Early this month, TSMC unveiled its plan to spend US$100 billion (RM413.8 billion) over the next three years to expand its chip fabrication capacity. Its closest competitor, Samsung, is taking the stakes higher with a plan to invest US$116 billion to mass produce 3nm chips by 2022.
Is DNex losing focus?
One of the concerns about DNex acquiring SilTerra is that it will lose focus on its bread-and-butter IT and trade facilitation system business. Besides SilTerra, DNex is also investing in Ping Petroleum Ltd, a low-cost oil and gas exploration and production company.
DNex is increasing its stake in Ping to 90% from 30% through a RM314 million cash and shares acquisition.

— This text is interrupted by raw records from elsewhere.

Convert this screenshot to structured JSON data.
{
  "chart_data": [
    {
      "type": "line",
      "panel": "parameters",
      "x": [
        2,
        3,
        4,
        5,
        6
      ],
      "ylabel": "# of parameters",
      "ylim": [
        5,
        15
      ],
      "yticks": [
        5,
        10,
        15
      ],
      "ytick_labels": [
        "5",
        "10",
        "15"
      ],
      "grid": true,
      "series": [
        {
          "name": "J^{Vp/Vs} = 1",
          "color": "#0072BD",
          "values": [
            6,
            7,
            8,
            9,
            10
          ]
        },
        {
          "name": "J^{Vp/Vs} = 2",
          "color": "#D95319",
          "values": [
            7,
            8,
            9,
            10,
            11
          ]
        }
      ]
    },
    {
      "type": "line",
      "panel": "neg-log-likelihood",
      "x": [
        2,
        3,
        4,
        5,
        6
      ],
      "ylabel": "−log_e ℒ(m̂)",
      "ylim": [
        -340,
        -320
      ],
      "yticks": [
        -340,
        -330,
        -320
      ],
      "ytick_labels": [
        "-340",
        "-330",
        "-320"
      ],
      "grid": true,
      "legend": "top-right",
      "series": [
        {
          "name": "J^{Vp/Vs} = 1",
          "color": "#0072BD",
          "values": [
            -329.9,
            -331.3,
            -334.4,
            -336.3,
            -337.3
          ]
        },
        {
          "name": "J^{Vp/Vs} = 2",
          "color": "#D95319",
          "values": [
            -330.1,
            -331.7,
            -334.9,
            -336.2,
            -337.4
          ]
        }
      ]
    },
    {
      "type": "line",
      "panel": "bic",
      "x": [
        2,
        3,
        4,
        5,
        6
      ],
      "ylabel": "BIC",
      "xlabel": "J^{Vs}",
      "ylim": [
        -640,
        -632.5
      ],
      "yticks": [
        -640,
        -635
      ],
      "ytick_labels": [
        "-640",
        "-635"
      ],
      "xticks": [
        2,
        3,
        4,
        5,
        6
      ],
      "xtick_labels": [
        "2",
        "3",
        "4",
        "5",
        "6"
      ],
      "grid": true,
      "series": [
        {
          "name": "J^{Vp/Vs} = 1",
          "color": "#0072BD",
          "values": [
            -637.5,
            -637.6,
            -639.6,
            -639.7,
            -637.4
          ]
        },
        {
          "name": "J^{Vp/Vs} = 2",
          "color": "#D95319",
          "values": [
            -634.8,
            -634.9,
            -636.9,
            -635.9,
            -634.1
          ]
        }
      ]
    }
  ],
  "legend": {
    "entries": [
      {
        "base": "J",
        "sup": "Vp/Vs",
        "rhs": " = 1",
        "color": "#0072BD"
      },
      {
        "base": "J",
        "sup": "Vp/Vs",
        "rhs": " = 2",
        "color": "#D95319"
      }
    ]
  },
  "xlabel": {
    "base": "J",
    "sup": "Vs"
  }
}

DNex is also in the submarine cable-laying business through a single cable-laying vessel that is now contracted to Telkom Indonesia.
Addressing this, Syed Zainal says that every company within DNex has its own management team, and that the group is just a shareholder in these companies. He admits, however, that it is looking at optimising its structure in the long run.
“We have to see what our long-term play in energy is. Nevertheless, I always look at opportunities to form a bigger entity. Whether you look at merging it with another, and listing it to make it bigger, anything can happen,” he says of DNex’s stake in Ping.
By having investments in industries other than IT and the trade facilitation system, DNex is addressing the risk of having just the government as a client, says Syed Zainal. The government is replacing DNex’s National Single Window trade facilitation system with uCustoms, although the plan has been put on hold for several months.
As the group’s managing director, one of his commitments to DNex’s shareholders is to balance the portfolio revenue. Management’s job is to make sure that the group’s profits and dividends can be sustainable, he says.
“At least now, there is a base (for diversification), then we go further downstream (with SilTerra) to build value. For the IT business, we are going into data analytics and artificial intelligence (through the innovation fund). Create an ecosystem, go into fintech. That’s what we want to invest.
“For energy, we are looking at acquisitions of marginal fields. When we talk about production costs of US$19 per barrel, there are a few marginal fields here in Malaysia that we can look at. But we don’t want to lose focus. Ping must retain their DNA as a low-cost operator.
“So at US$19 per barrel, when the price is at US$65, your margin is about US$40. So this is better than people like Petronas or Shell, where their production cost is about US$40 to US$45. But we have to make sure that Ping doesn’t lose that DNA.”
He says Ping is also increasing its production yield from 3,000 barrels per day (bpd) to 4,500bpd based on the enhance recovery technique.
“So with the current platform that we have, increase the yield, better selling price. I think that is good to our bottom line and cash for the company, now that we own a 90% stake.”